Partly, the document lays out, as clearly as possible, what kinds of clinical decision support software can fly under the FDA's radar. But the voluntary guidance goes further than that, seeking to impose what in some cases is a higher standard in the name of industry self-regulation.
"At their core, these guidelines are intended to give software developers a framework for discerning whether additional validation – beyond that which they would ordinarily do – is required as a consequence of the software taking over decision-making from healthcare professionals. These guidelines reflect the view that taking over, in any substantial way, the healthcare decision-making carries with it heightened responsibility for validation," the guidelines state.

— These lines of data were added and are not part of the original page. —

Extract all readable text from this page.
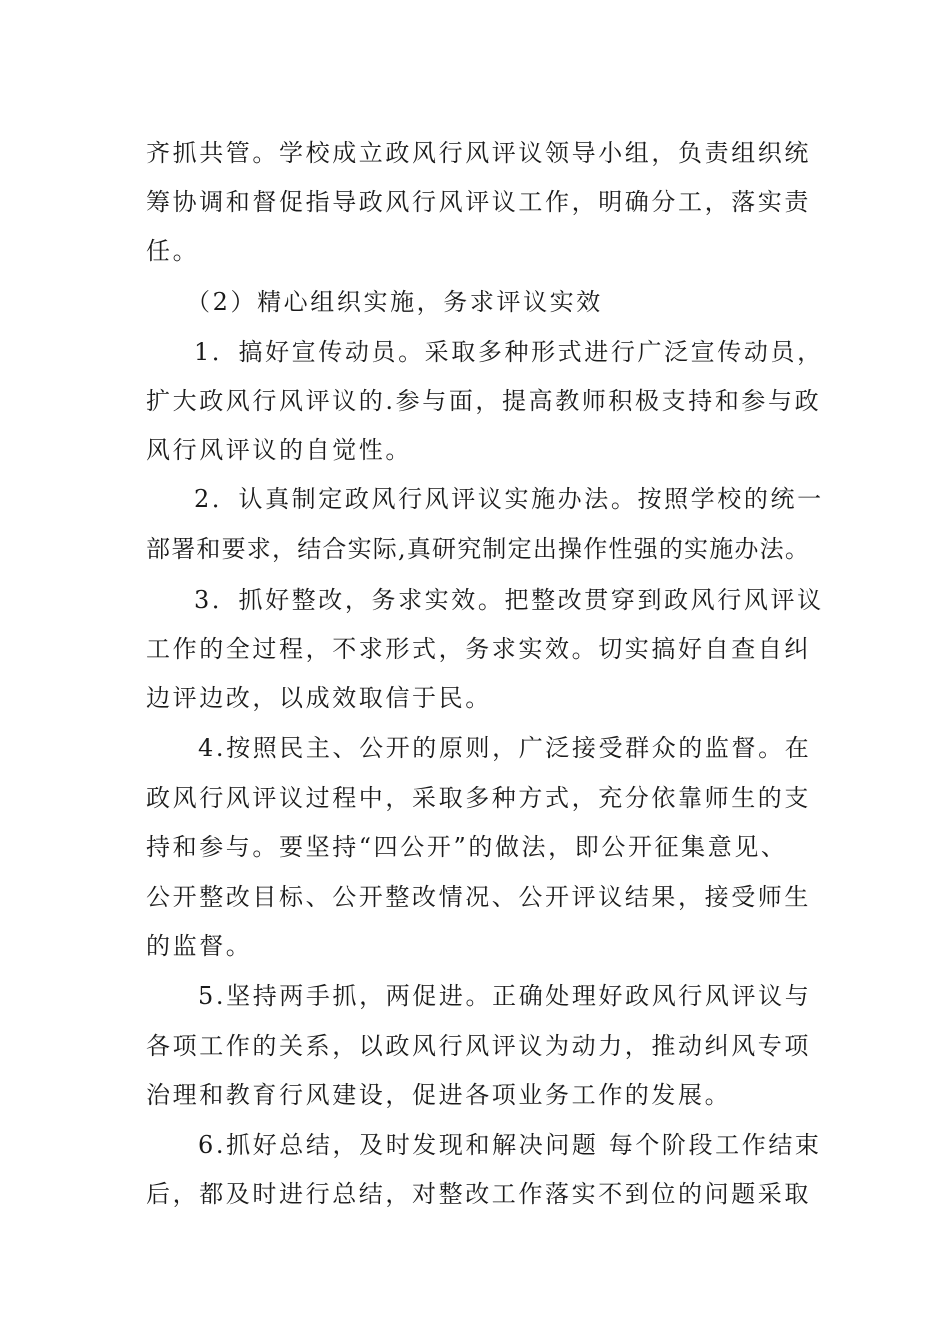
齐抓共管。学校成立政风行风评议领导小组，负责组织统
筹协调和督促指导政风行风评议工作，明确分工，落实责
任。
（2）精心组织实施，务求评议实效
1．搞好宣传动员。采取多种形式进行广泛宣传动员，
扩大政风行风评议的.参与面，提高教师积极支持和参与政
风行风评议的自觉性。
2．认真制定政风行风评议实施办法。按照学校的统一
部署和要求，结合实际,真研究制定出操作性强的实施办法。
3．抓好整改，务求实效。把整改贯穿到政风行风评议
工作的全过程，不求形式，务求实效。切实搞好自查自纠
边评边改，以成效取信于民。
4.按照民主、公开的原则，广泛接受群众的监督。在
政风行风评议过程中，采取多种方式，充分依靠师生的支
持和参与。要坚持“四公开”的做法，即公开征集意见、
公开整改目标、公开整改情况、公开评议结果，接受师生
的监督。
5.坚持两手抓，两促进。正确处理好政风行风评议与
各项工作的关系，以政风行风评议为动力，推动纠风专项
治理和教育行风建设，促进各项业务工作的发展。
6.抓好总结，及时发现和解决问题 每个阶段工作结束
后，都及时进行总结，对整改工作落实不到位的问题采取
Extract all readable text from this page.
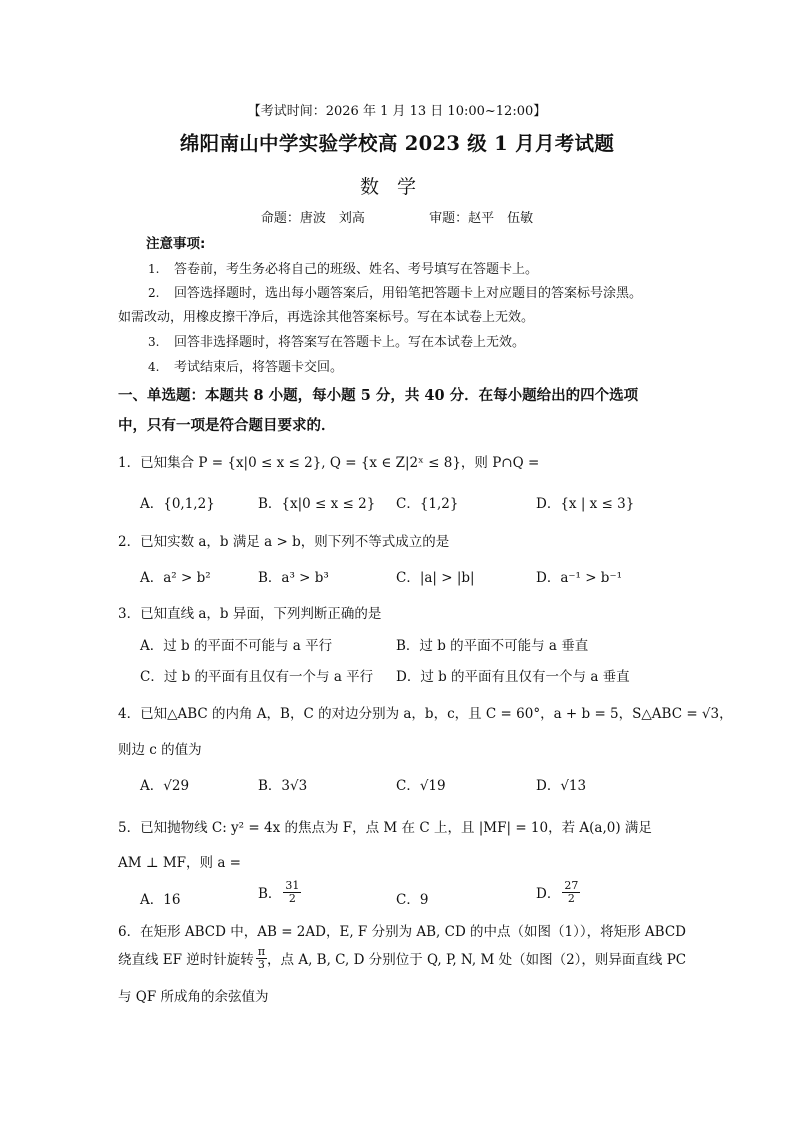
【考试时间：2026 年 1 月 13 日 10:00~12:00】
绵阳南山中学实验学校高 2023 级 1 月月考试题
数学
命题：唐波　刘高	审题：赵平　伍敏
注意事项:
1. 答卷前，考生务必将自己的班级、姓名、考号填写在答题卡上。
2. 回答选择题时，选出每小题答案后，用铅笔把答题卡上对应题目的答案标号涂黑。
如需改动，用橡皮擦干净后，再选涂其他答案标号。写在本试卷上无效。
3. 回答非选择题时，将答案写在答题卡上。写在本试卷上无效。
4. 考试结束后，将答题卡交回。
一、单选题：本题共 8 小题，每小题 5 分，共 40 分．在每小题给出的四个选项
中，只有一项是符合题目要求的．
1．已知集合 P = {x|0 ≤ x ≤ 2}, Q = {x ∈ Z|2ˣ ≤ 8}，则 P∩Q =
A．{0,1,2}	B．{x|0 ≤ x ≤ 2} C．{1,2}	D．{x | x ≤ 3}
2．已知实数 a，b 满足 a > b，则下列不等式成立的是
A．a² > b²	B．a³ > b³	C．|a| > |b|	D．a⁻¹ > b⁻¹
3．已知直线 a，b 异面，下列判断正确的是
A．过 b 的平面不可能与 a 平行	B．过 b 的平面不可能与 a 垂直
C．过 b 的平面有且仅有一个与 a 平行 D．过 b 的平面有且仅有一个与 a 垂直
4．已知△ABC 的内角 A，B，C 的对边分别为 a，b，c，且 C = 60°，a + b = 5，S△ABC = √3，
则边 c 的值为
A．√29	B．3√3	C．√19	D．√13
5．已知抛物线 C: y² = 4x 的焦点为 F，点 M 在 C 上，且 |MF| = 10，若 A(a,0) 满足
AM ⊥ MF，则 a =
A．16	B． $\frac{31}{2}$	C．9	D． $\frac{27}{2}$
6．在矩形 ABCD 中，AB = 2AD，E, F 分别为 AB, CD 的中点（如图（1）），将矩形 ABCD
绕直线 EF 逆时针旋转 $\frac{\pi}{3}$ ，点 A, B, C, D 分别位于 Q, P, N, M 处（如图（2），则异面直线 PC
与 QF 所成角的余弦值为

The guidelines, which were previously presented as a draft and subject to comments, present a tripartite test for whether a clinical decision software is medium risk. First, is the software transparent about its methods for generating suggestions and recommendations? Second, is the intended user of the software sufficiently trained and knowledgable to make a decision without the software? Third, does the software offer the user adequate time to reflect on the recommendations it has presented?
While these three guidelines are simple on the surface, they are nuanced in practice, as the 40-page document attests. In particular, as Thompson explained in an accompanying LinkedIn post, the concept of transparency is a little murky in a world where CDS is increasingly wrapped up with machine learning and artificial intelligence.
"This is an emerging area, and we recognize that many people are studiously working to figure out a way to make machine learning software less of a black box," he wrote. "For example, biomedical research scientists are working to address the challenge of articulating machine learning models in a clear and concise manner. In the meantime, the guidelines lay out five key steps developers can take to address the need to empower the user to review the basis for the recommendation."
Although these are "final" guidelines in a sense, the coalition acknowledges that the state of the technology will continue to change -- and they plan to update the guidelines accordingly.